Log in with the Admin username and password.

Step 4

Disable the interface so you can reconfigure its settings.

configure network management-data-interface disable

Example:


> configure network management-data-interface disable

 Configuration updated successfully..!!


Configuration disable was successful, please update the default route to point to a gateway on management interface using the command 'configure network'

Step 5

Configure the new data interface for manager access.

configure network management-data-interface

You are then prompted to configure basic network settings for the data interface.

When you change the data management interface to a new interface on the same network, use the same settings as for the previous interface except the interface ID. In addition, for the Do you wish to clear all the device configuration before applying ? (y/n) [n]: option, choose y. This choice will clear the old data management interface configuration, so that you can successfully reuse the IP address and interface name on the new interface.


> configure network management-data-interface
Data interface to use for management: ethernet1/4
Specify a name for the interface [outside]: internet
IP address (manual / dhcp) [dhcp]: manual
IPv4/IPv6 address: 10.10.6.7
Netmask/IPv6 Prefix: 255.255.255.0
Default Gateway: 10.10.6.1
Comma-separated list of DNS servers [none]: 208.67.222.222,208.67.220.220
DDNS server update URL [none]:
Do you wish to clear all the device configuration before applying ? (y/n) [n]: y

Configuration done with option to allow manager access from any network, if you wish to change the manager access network
use the 'client' option in the command 'configure network management-data-interface'.

Setting IPv4 network configuration.
Network settings changed.

>

Step 6

(Optional) Limit data interface access to the management center on a specific network.
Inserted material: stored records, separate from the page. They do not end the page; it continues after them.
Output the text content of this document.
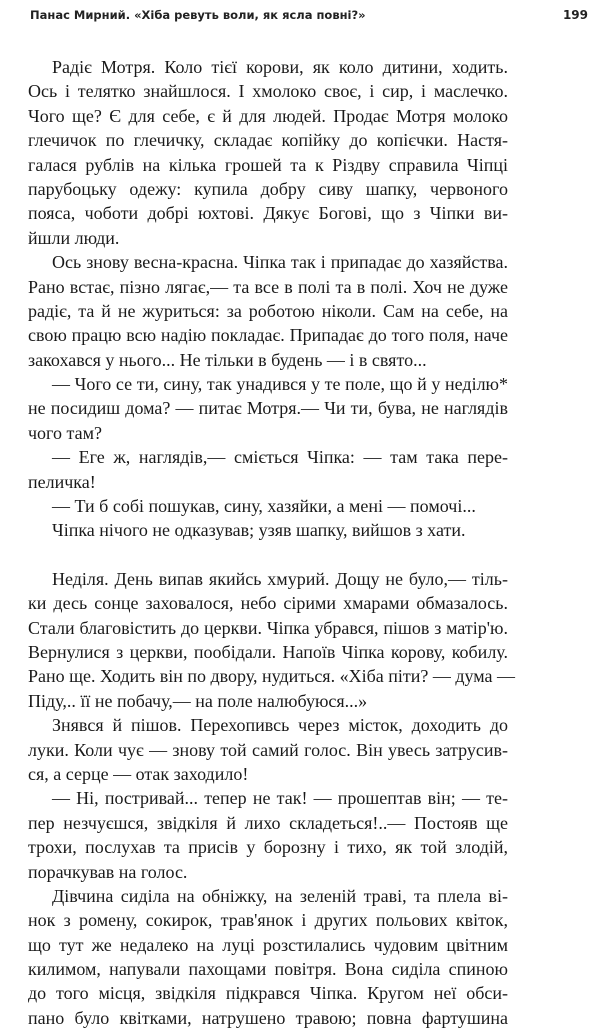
Панас Мирний. «Хіба ревуть воли, як ясла повні?»	199
Радіє Мотря. Коло тієї корови, як коло дитини, ходить.
Ось і телятко знайшлося. І хмолоко своє, і сир, і маслечко.
Чого ще? Є для себе, є й для людей. Продає Мотря молоко
глечичок по глечичку, складає копійку до копієчки. Настя-
галася рублів на кілька грошей та к Різдву справила Чіпці
парубоцьку одежу: купила добру сиву шапку, червоного
пояса, чоботи добрі юхтові. Дякує Богові, що з Чіпки ви-
йшли люди.
Ось знову весна-красна. Чіпка так і припадає до хазяйства.
Рано встає, пізно лягає,— та все в полі та в полі. Хоч не дуже
радіє, та й не журиться: за роботою ніколи. Сам на себе, на
свою працю всю надію покладає. Припадає до того поля, наче
закохався у нього... Не тільки в будень — і в свято...
— Чого се ти, сину, так унадився у те поле, що й у неділю*
не посидиш дома? — питає Мотря.— Чи ти, бува, не наглядів
чого там?
— Еге ж, наглядів,— сміється Чіпка: — там така пере-
пеличка!
— Ти б собі пошукав, сину, хазяйки, а мені — помочі...
Чіпка нічого не одказував; узяв шапку, вийшов з хати.
Неділя. День випав якийсь хмурий. Дощу не було,— тіль-
ки десь сонце заховалося, небо сірими хмарами обмазалось.
Стали благовістить до церкви. Чіпка убрався, пішов з матір'ю.
Вернулися з церкви, пообідали. Напоїв Чіпка корову, кобилу.
Рано ще. Ходить він по двору, нудиться. «Хіба піти? — дума —
Піду,.. її не побачу,— на поле налюбуюся...»
Знявся й пішов. Перехопивсь через місток, доходить до
луки. Коли чує — знову той самий голос. Він увесь затрусив-
ся, а серце — отак заходило!
— Ні, постривай... тепер не так! — прошептав він; — те-
пер незчуєшся, звідкіля й лихо складеться!..— Постояв ще
трохи, послухав та присів у борозну і тихо, як той злодій,
порачкував на голос.
Дівчина сиділа на обніжку, на зеленій траві, та плела ві-
нок з ромену, сокирок, трав'янок і других польових квіток,
що тут же недалеко на луці розстилались чудовим цвітним
килимом, напували пахощами повітря. Вона сиділа спиною
до того місця, звідкіля підкрався Чіпка. Кругом неї обси-
пано було квітками, натрушено травою; повна фартушина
configure network management-data-interface client ip_address netmask

By default, all networks are allowed.

Step 7

The connection will be reestablished automatically, but disabling and reenabling the connection in the management center will help the connection reestablish faster. See Update the Hostname or IP Address in the Management Center.

Step 8

Check that the management connection was reestablished.

sftunnel-status-brief

See the following sample output for a connection that is up, with peer channel and heartbeat information shown:


> sftunnel-status-brief
PEER:10.10.17.202
Peer channel Channel-A is valid type (CONTROL), using 'eth0', connected to '10.10.17.202' via '10.10.17.222'
Peer channel Channel-B is valid type (EVENT), using 'eth0', connected to '10.10.17.202' via '10.10.17.222'
Registration: Completed.
IPv4 Connection to peer '10.10.17.202' Start Time: Wed Jun 10 14:27:12 2020 UTC
Heartbeat Send Time: Mon Jun 15 09:02:08 2020 UTC
Heartbeat Received Time: Mon Jun 15 09:02:16 2020 UTC

Step 9

In the management center, choose Devices > Device Management > Device > Management > Manager Access - Configuration Details, and click Refresh.
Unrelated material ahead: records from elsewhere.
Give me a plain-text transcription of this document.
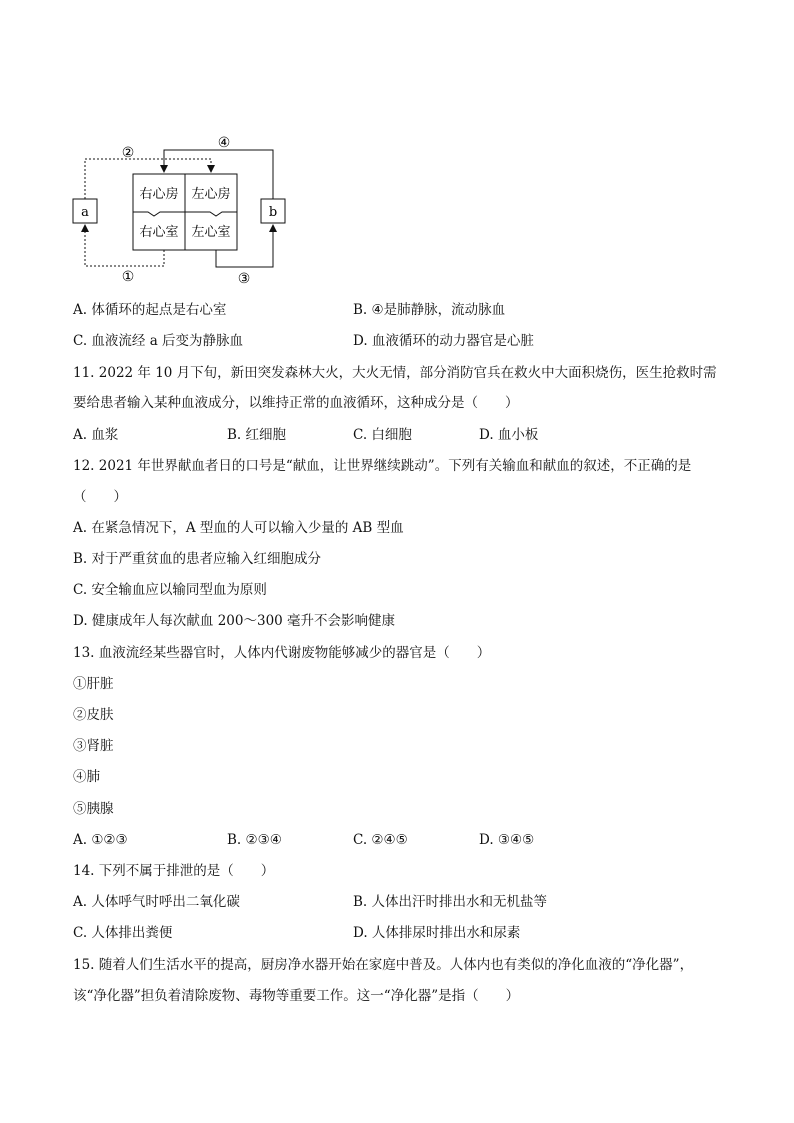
右心房 左心房
右心室 左心室
a	b
①
②
③
④
A. 体循环的起点是右心室	B. ④是肺静脉，流动脉血
C. 血液流经 a 后变为静脉血	D. 血液循环的动力器官是心脏
11. 2022 年 10 月下旬，新田突发森林大火，大火无情，部分消防官兵在救火中大面积烧伤，医生抢救时需
要给患者输入某种血液成分，以维持正常的血液循环，这种成分是（　　）
A. 血浆	B. 红细胞	C. 白细胞	D. 血小板
12. 2021 年世界献血者日的口号是“献血，让世界继续跳动”。下列有关输血和献血的叙述，不正确的是
（　　）
A. 在紧急情况下，A 型血的人可以输入少量的 AB 型血
B. 对于严重贫血的患者应输入红细胞成分
C. 安全输血应以输同型血为原则
D. 健康成年人每次献血 200～300 毫升不会影响健康
13. 血液流经某些器官时，人体内代谢废物能够减少的器官是（　　）
①肝脏
②皮肤
③肾脏
④肺
⑤胰腺
A. ①②③	B. ②③④	C. ②④⑤	D. ③④⑤
14. 下列不属于排泄的是（　　）
A. 人体呼气时呼出二氧化碳	B. 人体出汗时排出水和无机盐等
C. 人体排出粪便	D. 人体排尿时排出水和尿素
15. 随着人们生活水平的提高，厨房净水器开始在家庭中普及。人体内也有类似的净化血液的“净化器”，
该“净化器”担负着清除废物、毒物等重要工作。这一“净化器”是指（　　）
The management center detects the interface and default route configuration changes, and blocks deployment to the threat defense. When you change the data interface settings locally on the device, you must reconcile those changes in the management center manually. You can view the discrepancies between the management center and the threat defense on the Configuration tab.

Step 10

Choose Devices > Device Management > Interfaces, and make the following changes.

  1. Remove the IP address and name from the old data management interface, and disable manager access for this interface.
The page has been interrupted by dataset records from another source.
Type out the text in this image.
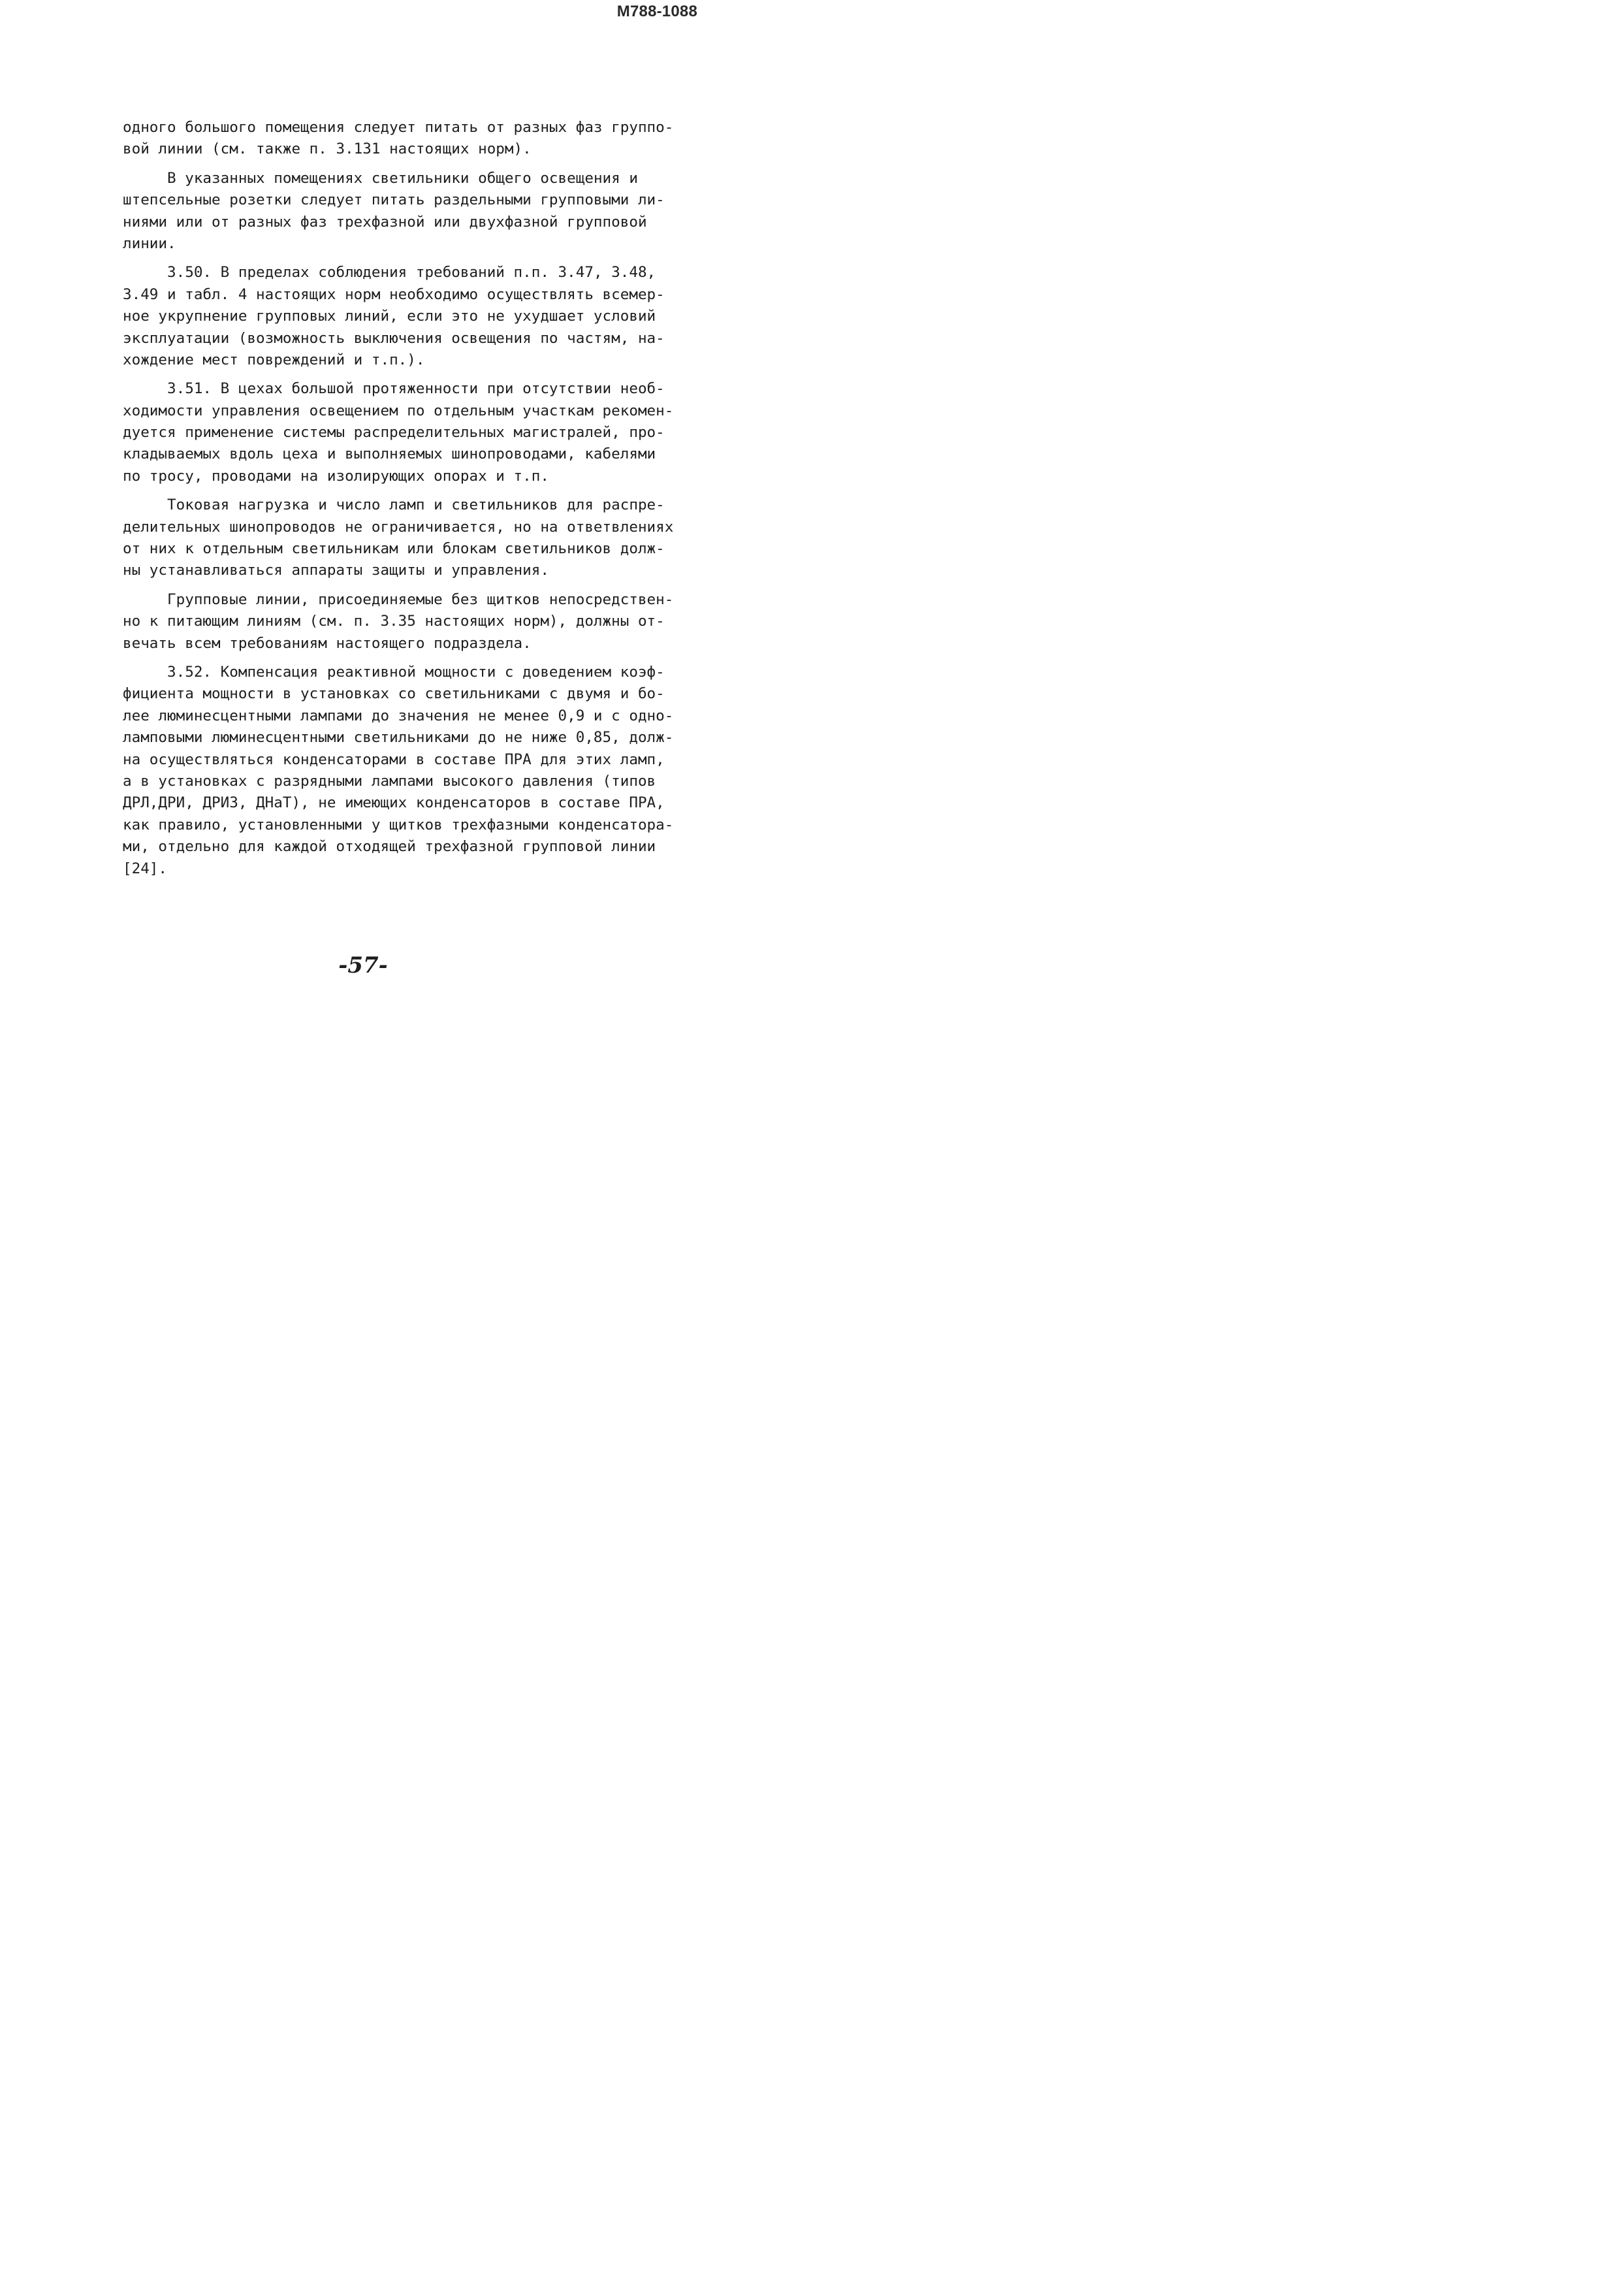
М788-1088
одного большого помещения следует питать от разных фаз группо-
вой линии (см. также п. 3.131 настоящих норм).
В указанных помещениях светильники общего освещения и
штепсельные розетки следует питать раздельными групповыми ли-
ниями или от разных фаз трехфазной или двухфазной групповой
линии.
3.50. В пределах соблюдения требований п.п. 3.47, 3.48,
3.49 и табл. 4 настоящих норм необходимо осуществлять всемер-
ное укрупнение групповых линий, если это не ухудшает условий
эксплуатации (возможность выключения освещения по частям, на-
хождение мест повреждений и т.п.).
3.51. В цехах большой протяженности при отсутствии необ-
ходимости управления освещением по отдельным участкам рекомен-
дуется применение системы распределительных магистралей, про-
кладываемых вдоль цеха и выполняемых шинопроводами, кабелями
по тросу, проводами на изолирующих опорах и т.п.
Токовая нагрузка и число ламп и светильников для распре-
делительных шинопроводов не ограничивается, но на ответвлениях
от них к отдельным светильникам или блокам светильников долж-
ны устанавливаться аппараты защиты и управления.
Групповые линии, присоединяемые без щитков непосредствен-
но к питающим линиям (см. п. 3.35 настоящих норм), должны от-
вечать всем требованиям настоящего подраздела.
3.52. Компенсация реактивной мощности с доведением коэф-
фициента мощности в установках со светильниками с двумя и бо-
лее люминесцентными лампами до значения не менее 0,9 и с одно-
ламповыми люминесцентными светильниками до не ниже 0,85, долж-
на осуществляться конденсаторами в составе ПРА для этих ламп,
а в установках с разрядными лампами высокого давления (типов
ДРЛ,ДРИ, ДРИЗ, ДНаТ), не имеющих конденсаторов в составе ПРА,
как правило, установленными у щитков трехфазными конденсатора-
ми, отдельно для каждой отходящей трехфазной групповой линии
[24].
-57-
  2. Configure the new data management interface with the settings of the old interface (the ones you used at the CLI), and enable manager access for it.

Step 11

Choose Devices > Device Management > Routing > Static Route and change the default route from the old data management interface to the new one.

Step 12

Return to the Manager Access - Configuration Details dialog box, and click Acknowledge to remove the deployment block.

The next time you deploy, the management center configuration will overwrite any remaining conflicting settings on the threat defense. It is your responsibility to manually fix the configuration in the management center before you re-deploy.

You will see expected messages of "Config was cleared” and “Manager access changed and acknowledged.”